Using his earnings from ASM, Dr. Boyd purchased baby clothes, diapers, transported his daughter’s mother to and from her WIC appointments, and supported his parents in covering household costs.

“My ASM program provided a safe, nurturing space that affirmed me as a young man, enhanced my college and career readiness skills, and allowed me to connect with peers who have become lifelong friends.”

Dr. Boyd earned his Ph.D. and is now a researcher at the University of Chicago’s Chapin Hall. He uses his experience as a young Black father and his education to ensure other fathers of color have the resources they need to be successful parents.

Cescily Phillips participated in ASM programs in the early 2000s. She is the Founder and Executive Director of Inspired Aesthetics, an organization she modeled off of her experience in ASM. The nonprofit supports young people in Kansas City, MO through arts education, training, and mentoring.

“After School Matters was one of many experiences in Chicago that showed me what was possible, regardless of my socioeconomic status. I have dedicated my life to providing similar opportunities and experiences to other young people. They helped give me a vision to give back.”

Oscar Brown III grew his passion for music in his ASM program with the Chicago West Community Music Center program. He earned a scholarship to attend Berklee College of Music, going on to become a professional musician and music producer touring the world.

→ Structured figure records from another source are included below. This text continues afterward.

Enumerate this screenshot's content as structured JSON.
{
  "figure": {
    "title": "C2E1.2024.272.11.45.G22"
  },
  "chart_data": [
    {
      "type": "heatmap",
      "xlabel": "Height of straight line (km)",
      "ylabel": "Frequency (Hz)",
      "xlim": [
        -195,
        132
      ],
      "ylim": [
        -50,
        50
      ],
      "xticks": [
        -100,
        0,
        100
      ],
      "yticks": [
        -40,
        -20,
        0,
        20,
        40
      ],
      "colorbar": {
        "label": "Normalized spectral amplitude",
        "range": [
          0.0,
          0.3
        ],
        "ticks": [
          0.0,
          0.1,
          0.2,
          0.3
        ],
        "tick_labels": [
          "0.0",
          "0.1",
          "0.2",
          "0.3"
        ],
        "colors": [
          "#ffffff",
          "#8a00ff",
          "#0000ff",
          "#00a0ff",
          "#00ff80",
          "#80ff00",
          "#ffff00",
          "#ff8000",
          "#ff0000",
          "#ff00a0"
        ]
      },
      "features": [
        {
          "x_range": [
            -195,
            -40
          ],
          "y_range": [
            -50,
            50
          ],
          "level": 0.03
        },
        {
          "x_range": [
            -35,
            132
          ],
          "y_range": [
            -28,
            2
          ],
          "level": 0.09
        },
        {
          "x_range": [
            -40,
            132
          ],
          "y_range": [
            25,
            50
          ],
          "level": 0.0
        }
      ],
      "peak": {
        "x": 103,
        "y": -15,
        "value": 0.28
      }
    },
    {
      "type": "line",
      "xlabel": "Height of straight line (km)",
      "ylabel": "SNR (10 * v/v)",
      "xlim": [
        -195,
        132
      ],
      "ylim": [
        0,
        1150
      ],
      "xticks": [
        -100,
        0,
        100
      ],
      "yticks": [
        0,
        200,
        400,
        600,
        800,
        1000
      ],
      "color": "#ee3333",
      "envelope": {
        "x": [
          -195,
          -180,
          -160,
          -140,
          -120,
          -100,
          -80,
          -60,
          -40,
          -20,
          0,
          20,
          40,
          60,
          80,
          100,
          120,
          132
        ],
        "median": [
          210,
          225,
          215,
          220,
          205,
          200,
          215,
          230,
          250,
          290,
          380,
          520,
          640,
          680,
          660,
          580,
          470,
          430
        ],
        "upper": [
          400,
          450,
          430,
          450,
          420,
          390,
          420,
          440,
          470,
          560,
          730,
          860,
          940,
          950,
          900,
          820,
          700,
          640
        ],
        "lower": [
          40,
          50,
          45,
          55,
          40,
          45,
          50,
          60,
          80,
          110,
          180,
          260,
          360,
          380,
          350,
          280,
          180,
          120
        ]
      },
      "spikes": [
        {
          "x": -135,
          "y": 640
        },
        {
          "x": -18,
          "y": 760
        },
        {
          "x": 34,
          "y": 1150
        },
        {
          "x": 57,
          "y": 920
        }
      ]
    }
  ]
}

“My ASM program provided me with life skills one needed both as a musician and as a person. From everyday skills such as introducing yourself and speaking publicly to professional skills such as leading a band. I was given ample opportunity to develop into a competent and confident professional.”

Serena Echols, a Spelman College graduate, is making waves in the world of climate action and was interviewed by Authority Magazine as a young change-maker. Her inspiring journey to sustainability started in the ASM Gardeneers program, inspiring her work with the HBCU Green Fund. The Fund provides opportunities for students at historically Black colleges to learn, engage, and invest in communities through environmental justice and sustainability.

“I absolutely loved this program and even had the opportunity to attend a trip to rural Illinois to experience a real farm. This was the first time I encountered a fully sustainable way of life without going to a grocery store for food. After that summer I inspired my dad to create a garden in our backyard …Still to this day my parents replant their garden every summer, and it gets bigger every year!”

Serena is pursuing a master’s in Applied Anthropology and Public Health at the University of South Florida in Tampa and recently released a book she co-wrote titled “MSITU: The Old-Growth Forest,” a children’s science and nature book about a magical forest and how important environmental stewardship is.

We couldn’t be more proud of these former ASM teens and all they’ve accomplished. We are gratified to have played a part in helping them find their passions.